8) Nie sposób podzielić także krytycznych uwag skierowanych pod adresem uzasadnienia zaskarżonego wyroku, zwłaszcza w świetle aktualnego brzmienia art. 424 k.p.k. Przepis ten obliguje bowiem do „zwięzłego” przedstawienia okoliczności, uzasadniających wydane rozstrzygnięcie. Warunek ten został w niniejszej sprawie spełniony. Przecież nawet w apelacji nie przedstawił obrońca takich dowodów i okoliczności, które obalałby trafność ustaleń o winie oskarżonego. Zważyć należy, że Sąd Okręgowy nie stracił z pola widzenia wyników badań prowadzonych przez Urząd Skarbowy w P. (strona 12 uzasadnienia). To prawda, że Urząd ten nie stwierdził w tym zakresie nieprawidłowości. Zważyć jednak należy, iż badał on tę sferę działalności pod kątem zgodności z zasadami księgowymi i podatkowymi. Nie weryfikował jednak poszczególnych delegacji, a zwłaszcza tych zakwestionowanych przez oskarżyciela posiłkowego, pod kątem ich zgodności z rzeczywistymi wyjazdami poszczególnych kierowców.
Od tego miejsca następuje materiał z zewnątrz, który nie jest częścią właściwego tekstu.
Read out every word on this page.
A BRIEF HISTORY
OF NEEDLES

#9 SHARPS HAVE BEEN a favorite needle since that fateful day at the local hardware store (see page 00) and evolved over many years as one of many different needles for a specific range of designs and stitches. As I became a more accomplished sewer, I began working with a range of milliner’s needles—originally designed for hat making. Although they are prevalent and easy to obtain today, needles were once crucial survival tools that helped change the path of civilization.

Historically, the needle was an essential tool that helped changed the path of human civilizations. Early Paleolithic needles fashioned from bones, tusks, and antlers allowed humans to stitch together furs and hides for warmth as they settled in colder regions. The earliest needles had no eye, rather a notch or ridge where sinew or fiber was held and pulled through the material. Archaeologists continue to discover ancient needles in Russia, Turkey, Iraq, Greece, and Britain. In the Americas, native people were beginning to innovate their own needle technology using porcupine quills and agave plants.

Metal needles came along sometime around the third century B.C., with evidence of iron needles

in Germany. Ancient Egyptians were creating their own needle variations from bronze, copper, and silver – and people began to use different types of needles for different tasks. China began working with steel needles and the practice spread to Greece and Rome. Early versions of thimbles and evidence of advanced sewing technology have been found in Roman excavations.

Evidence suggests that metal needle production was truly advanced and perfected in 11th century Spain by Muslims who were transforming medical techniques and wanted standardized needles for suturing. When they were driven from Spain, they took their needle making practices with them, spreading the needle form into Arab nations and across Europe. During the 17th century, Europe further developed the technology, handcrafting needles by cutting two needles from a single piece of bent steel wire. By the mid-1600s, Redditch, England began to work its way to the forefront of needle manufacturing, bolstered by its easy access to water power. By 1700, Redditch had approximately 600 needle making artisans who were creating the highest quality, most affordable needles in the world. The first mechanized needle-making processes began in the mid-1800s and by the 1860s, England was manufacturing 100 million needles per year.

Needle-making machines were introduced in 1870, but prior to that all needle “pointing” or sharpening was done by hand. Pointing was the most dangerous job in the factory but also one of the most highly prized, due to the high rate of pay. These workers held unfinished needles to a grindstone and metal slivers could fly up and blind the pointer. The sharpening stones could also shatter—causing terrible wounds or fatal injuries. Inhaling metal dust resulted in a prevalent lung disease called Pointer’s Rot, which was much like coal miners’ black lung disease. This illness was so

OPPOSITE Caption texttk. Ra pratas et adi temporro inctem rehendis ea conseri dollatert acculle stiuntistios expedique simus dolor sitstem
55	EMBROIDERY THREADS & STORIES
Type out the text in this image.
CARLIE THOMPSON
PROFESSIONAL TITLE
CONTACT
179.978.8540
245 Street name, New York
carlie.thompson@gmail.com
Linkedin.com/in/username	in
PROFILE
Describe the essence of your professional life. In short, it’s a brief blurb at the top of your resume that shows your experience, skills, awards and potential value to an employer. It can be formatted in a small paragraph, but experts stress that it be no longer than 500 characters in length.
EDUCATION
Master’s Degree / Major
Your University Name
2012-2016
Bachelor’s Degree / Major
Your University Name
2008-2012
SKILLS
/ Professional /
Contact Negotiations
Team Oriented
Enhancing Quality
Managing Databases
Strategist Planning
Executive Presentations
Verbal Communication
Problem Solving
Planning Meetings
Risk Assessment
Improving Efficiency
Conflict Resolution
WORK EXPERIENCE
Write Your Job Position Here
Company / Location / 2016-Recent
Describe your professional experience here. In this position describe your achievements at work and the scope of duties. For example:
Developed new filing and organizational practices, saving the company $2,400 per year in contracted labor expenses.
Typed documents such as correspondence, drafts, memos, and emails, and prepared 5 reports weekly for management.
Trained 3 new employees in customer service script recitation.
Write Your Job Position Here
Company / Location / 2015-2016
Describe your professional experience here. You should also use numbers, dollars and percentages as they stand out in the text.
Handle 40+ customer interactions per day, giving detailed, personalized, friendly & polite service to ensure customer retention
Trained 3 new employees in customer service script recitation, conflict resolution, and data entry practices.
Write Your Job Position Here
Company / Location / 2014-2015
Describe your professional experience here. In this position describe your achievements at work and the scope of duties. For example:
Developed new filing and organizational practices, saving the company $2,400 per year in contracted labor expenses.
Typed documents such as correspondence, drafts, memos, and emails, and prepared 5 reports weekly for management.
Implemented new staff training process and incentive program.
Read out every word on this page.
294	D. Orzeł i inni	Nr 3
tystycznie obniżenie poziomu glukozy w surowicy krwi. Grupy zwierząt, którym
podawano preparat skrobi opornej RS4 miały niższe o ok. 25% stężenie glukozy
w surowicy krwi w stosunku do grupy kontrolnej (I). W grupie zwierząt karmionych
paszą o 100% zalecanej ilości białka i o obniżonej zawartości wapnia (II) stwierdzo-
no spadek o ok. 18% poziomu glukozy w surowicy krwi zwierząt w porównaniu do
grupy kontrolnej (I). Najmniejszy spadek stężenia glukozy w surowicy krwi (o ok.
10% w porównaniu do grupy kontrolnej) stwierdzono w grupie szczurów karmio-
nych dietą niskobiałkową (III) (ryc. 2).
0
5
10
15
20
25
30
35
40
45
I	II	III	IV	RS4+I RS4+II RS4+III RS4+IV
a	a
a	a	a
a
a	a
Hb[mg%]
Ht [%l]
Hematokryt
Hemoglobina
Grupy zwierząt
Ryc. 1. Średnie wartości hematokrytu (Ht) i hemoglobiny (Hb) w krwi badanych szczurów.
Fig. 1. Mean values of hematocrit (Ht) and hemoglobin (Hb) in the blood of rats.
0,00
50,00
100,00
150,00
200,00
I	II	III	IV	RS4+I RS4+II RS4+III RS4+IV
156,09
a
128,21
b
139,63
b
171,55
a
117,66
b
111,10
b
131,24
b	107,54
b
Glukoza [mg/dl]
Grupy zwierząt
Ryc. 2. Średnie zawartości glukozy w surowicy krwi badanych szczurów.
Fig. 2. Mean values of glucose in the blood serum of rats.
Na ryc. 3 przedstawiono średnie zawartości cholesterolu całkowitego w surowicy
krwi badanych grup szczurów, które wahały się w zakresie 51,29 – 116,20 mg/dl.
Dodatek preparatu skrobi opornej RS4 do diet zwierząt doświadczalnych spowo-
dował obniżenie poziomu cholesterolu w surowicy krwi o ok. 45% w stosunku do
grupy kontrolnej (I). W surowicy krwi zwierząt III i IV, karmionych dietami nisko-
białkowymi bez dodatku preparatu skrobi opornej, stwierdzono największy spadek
9) Chybiony i to w stopniu oczywistym okazał się także zarzut, jakoby Sąd Okręgowy uchybił zasadom dążenia do wykrycia prawdy obiektywnej, nie dopuszczając dowodu z opinii księgowego, co do tego, czy pobierane przez oskarżonego pieniądze nie były przeznaczone na działalność związkową. Sąd Apelacyjny pomija w tym względzie okoliczność, iż nawet sam W. S. (1) nie sugeruje prowadzenia tego rodzaju procederu. Przecież sprawca ten konsekwentnie utrzymywał, że wszystkie zakwestionowane delegacje odzwierciedlały stan rzeczywisty i poszczególni kierowcy rzekomo otrzymywali pieniądze, figurujące na tych delegacjach.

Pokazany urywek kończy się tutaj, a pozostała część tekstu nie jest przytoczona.